気持ちが落ち着く頃には夜は部屋の隅々まで行き渡り、濡れ縁は闇に溶け込み、目の前の膝すらおぼろげだ。
距離の感覚がほとんどうせていた。
――妹が帰って来ない。
仕事帰りに買い物を済ませて、食事を作り始める時間だった。飽きたカレーに、飽きない御飯、空腹こそ最高の調味料だが、帰ってくるのが遅いのが気になった。

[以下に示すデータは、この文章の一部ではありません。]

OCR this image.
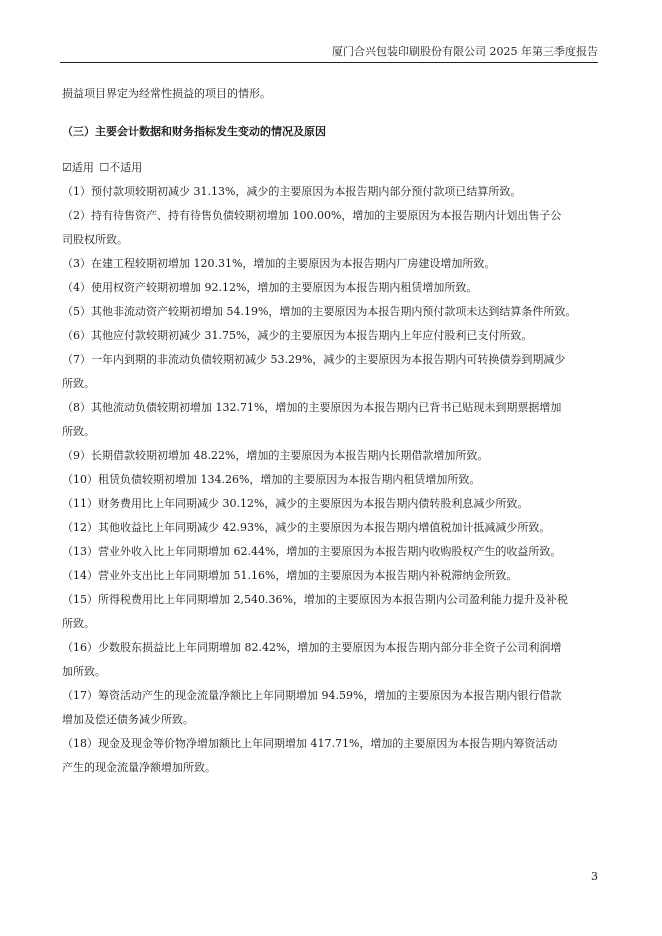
厦门合兴包装印刷股份有限公司 2025 年第三季度报告
损益项目界定为经常性损益的项目的情形。
（三）主要会计数据和财务指标发生变动的情况及原因
☑适用 ☐不适用
（1）预付款项较期初减少 31.13%，减少的主要原因为本报告期内部分预付款项已结算所致。
（2）持有待售资产、持有待售负债较期初增加 100.00%，增加的主要原因为本报告期内计划出售子公
司股权所致。
（3）在建工程较期初增加 120.31%，增加的主要原因为本报告期内厂房建设增加所致。
（4）使用权资产较期初增加 92.12%，增加的主要原因为本报告期内租赁增加所致。
（5）其他非流动资产较期初增加 54.19%，增加的主要原因为本报告期内预付款项未达到结算条件所致。
（6）其他应付款较期初减少 31.75%，减少的主要原因为本报告期内上年应付股利已支付所致。
（7）一年内到期的非流动负债较期初减少 53.29%，减少的主要原因为本报告期内可转换债券到期减少
所致。
（8）其他流动负债较期初增加 132.71%，增加的主要原因为本报告期内已背书已贴现未到期票据增加
所致。
（9）长期借款较期初增加 48.22%，增加的主要原因为本报告期内长期借款增加所致。
（10）租赁负债较期初增加 134.26%，增加的主要原因为本报告期内租赁增加所致。
（11）财务费用比上年同期减少 30.12%，减少的主要原因为本报告期内债转股利息减少所致。
（12）其他收益比上年同期减少 42.93%，减少的主要原因为本报告期内增值税加计抵减减少所致。
（13）营业外收入比上年同期增加 62.44%，增加的主要原因为本报告期内收购股权产生的收益所致。
（14）营业外支出比上年同期增加 51.16%，增加的主要原因为本报告期内补税滞纳金所致。
（15）所得税费用比上年同期增加 2,540.36%，增加的主要原因为本报告期内公司盈利能力提升及补税
所致。
（16）少数股东损益比上年同期增加 82.42%，增加的主要原因为本报告期内部分非全资子公司利润增
加所致。
（17）筹资活动产生的现金流量净额比上年同期增加 94.59%，增加的主要原因为本报告期内银行借款
增加及偿还债务减少所致。
（18）现金及现金等价物净增加额比上年同期增加 417.71%，增加的主要原因为本报告期内筹资活动
产生的现金流量净额增加所致。
3
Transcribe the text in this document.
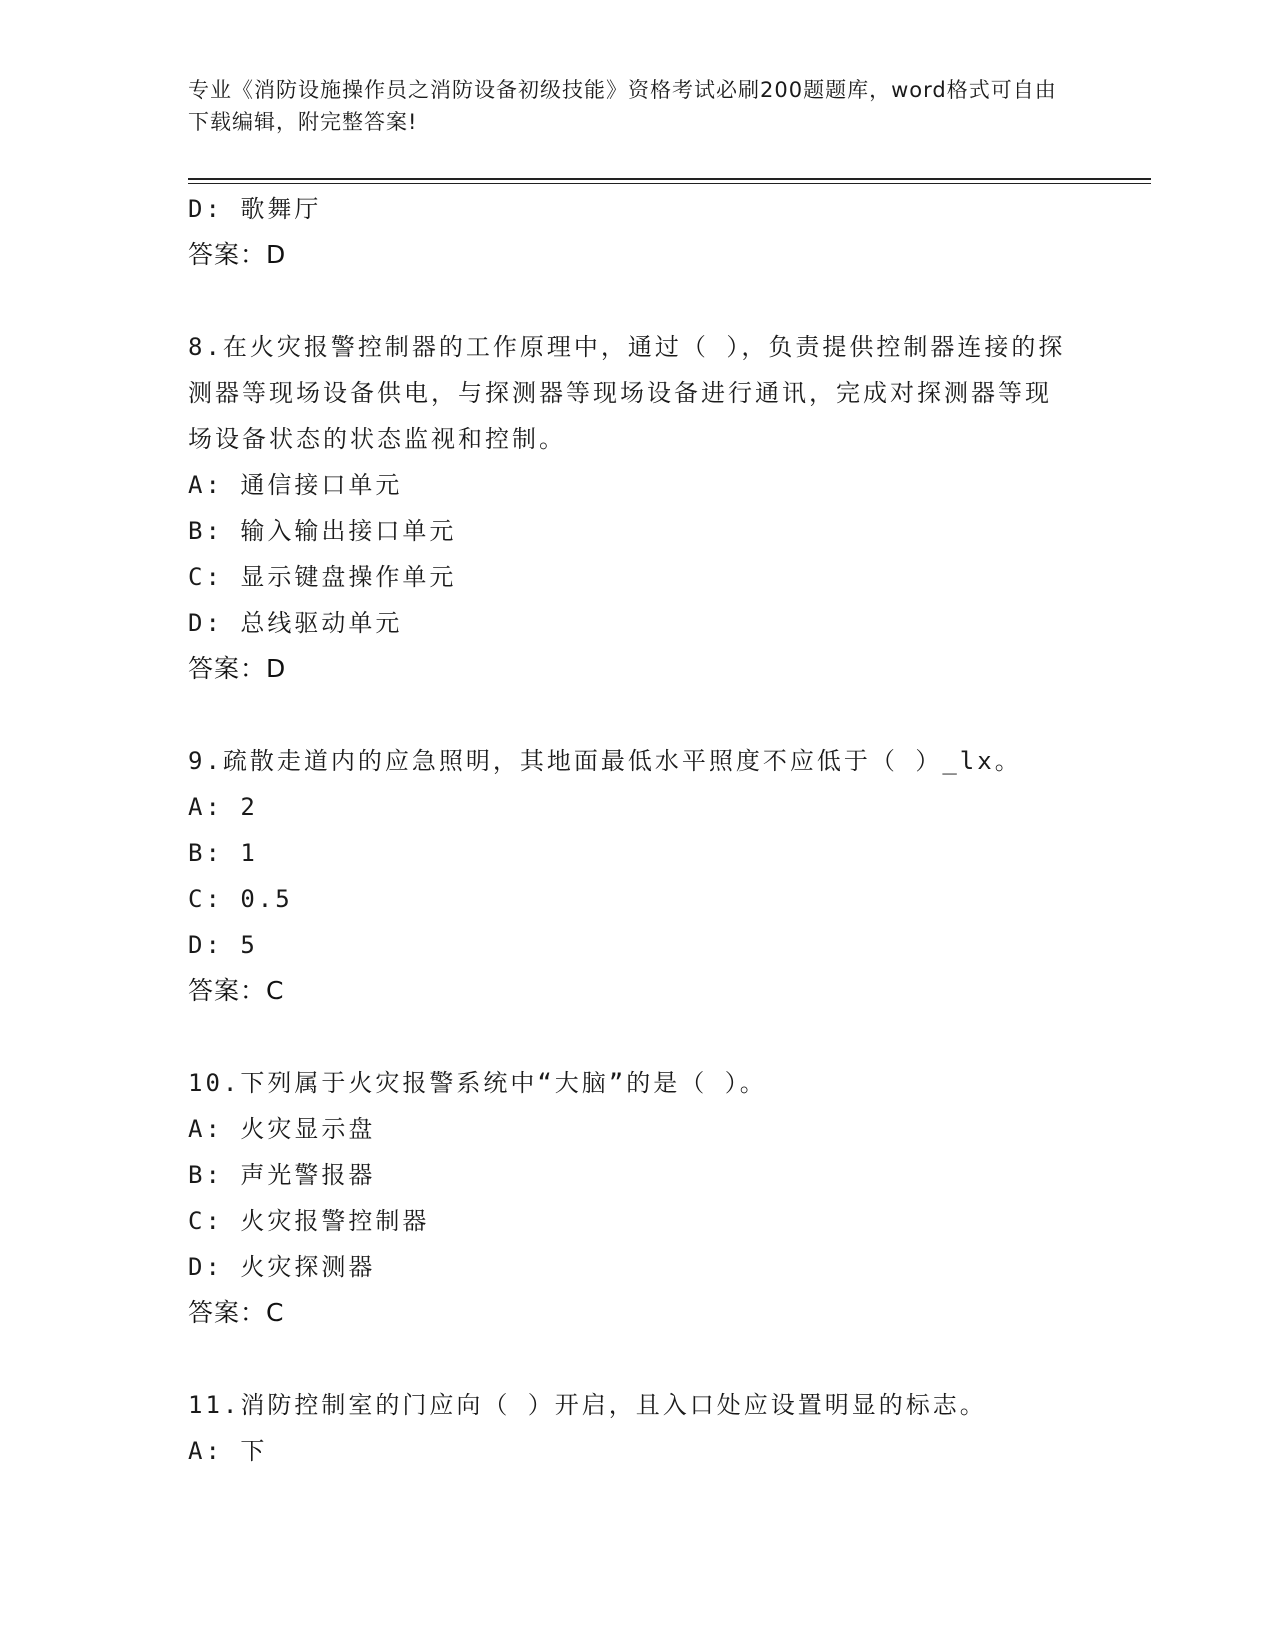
专业《消防设施操作员之消防设备初级技能》资格考试必刷200题题库，word格式可自由下载编辑，附完整答案!
D: 歌舞厅
答案：D
8.在火灾报警控制器的工作原理中，通过（ ），负责提供控制器连接的探测器等现场设备供电，与探测器等现场设备进行通讯，完成对探测器等现场设备状态的状态监视和控制。
A: 通信接口单元
B: 输入输出接口单元
C: 显示键盘操作单元
D: 总线驱动单元
答案：D
9.疏散走道内的应急照明，其地面最低水平照度不应低于（ ）_lx。
A: 2
B: 1
C: 0.5
D: 5
答案：C
10.下列属于火灾报警系统中“大脑”的是（ ）。
A: 火灾显示盘
B: 声光警报器
C: 火灾报警控制器
D: 火灾探测器
答案：C
11.消防控制室的门应向（ ）开启，且入口处应设置明显的标志。
A: 下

俺は疲れた身体に活を入れて、キャメルのエンジニアブーツを履いた。丁寧に手入れしているため、数多の傷も美しい文様にみえた。
妹の居た場所は分かっていた。
原付に乗り、公営住宅へと向かう。
駐輪場に停めて、階段を無音で昇った。
屋上へ行くには鍵を開けなければいけないけど、昨日すでに鍵をこじ開けておいた。
難なく屋上へ出て、妹の携帯が転がっているのを見つけた。
携帯は血溜まりに沈み、血溜まりの端に右手が落ちていた。
血が冷え、汗が浮いてくる。
現実感がなくなり、気付くと腰が抜けて座り込んでいた。
妹の携帯を調べると、動画が残っている。
夕暮れが移ろう木漏れ日、退社と買物の車の行き交い、十字路に男が突き飛ばされた。
烏の鳴き声、悲鳴、警笛、警報が和音となり響く。
車に男性が轢かれて、足が逆方向に曲がった。
生きている。
しばらくすると救急車が来た。
屋上から撮影した映像だ。
地上の騒音の奥から、妹の息遣いが聞こえた。
――突然の足音。
「いやっ……」
映像が乱れて、携帯端末は屋上を転がり、妹が映った。
倍率を高くしているので、妹の背後にいる何者かの顔は見えなかった。
妹は眼を見開き、必死に足掻いている。
首に腕が巻きつき締め上げていた。
誰かが妹を殺そうとしている。
注射器が妹の首筋に刺さり、液体がゆっくりと流し込まれた。
「痛い……」
男は妹に手錠をかけ、手摺にかけた。
「それは毒だ」男の声だった。
妹が生唾を飲んだ。
「それは手錠だ。これはナイフだ。最後に薬だ」
「何を……」
「生きたいか?」
男は何も喋らなくなった。
聞こえるのは妹の鳴き声だ。
嘔吐が始まり、泣き声が充満して、力強い歯軋りが聞こえた。
妹は手錠の鎖を切ろうとした。
何度切ろうとしても金属が軋む音が響いた。
悲惨だった――妹の口角から泡が溢れ始めた。
右手首を切断しようとした。皮膚が切れ、肉が弾け、血が飛び散る。
生きる道は自傷にしかなかった。
手首が完全に切れて転がった。
妹は失神するように倒れながらも這い、薬に手をゆっくりと伸ばした。
それは届かなかった――足が小瓶を踏んでいた。
「薬のはずないだろ」
男は薬と言っていた小瓶を踏んで潰した。
「その表情……狂おしいな」――厭らしい笑い声が響いた。
妹は絶望した。
その顔を、俺は忘れることができない。
何者かが携帯に近づき、動画を止めた。
「なんでこんな事に」
俺は妹の右手を抱きしめ、絶望とともに涙を流した。
だが本当に沸いてきたのは涙ではなく殺意だった。
死者は復讐することを望んでいる――そう思った瞬間、右手が首を締め上げてきた。
コロセ――アイツを。
大男の腕力で酸素を遮断してくる。
コロセ――アイツを。
気づくと夜空を仰いでいた。
いつの間にか気絶していて幻覚すら見た。
だが、血は溢れるほどあり、右手は物質のように転がっていた。
その日、俺は人を殺すことを決意した。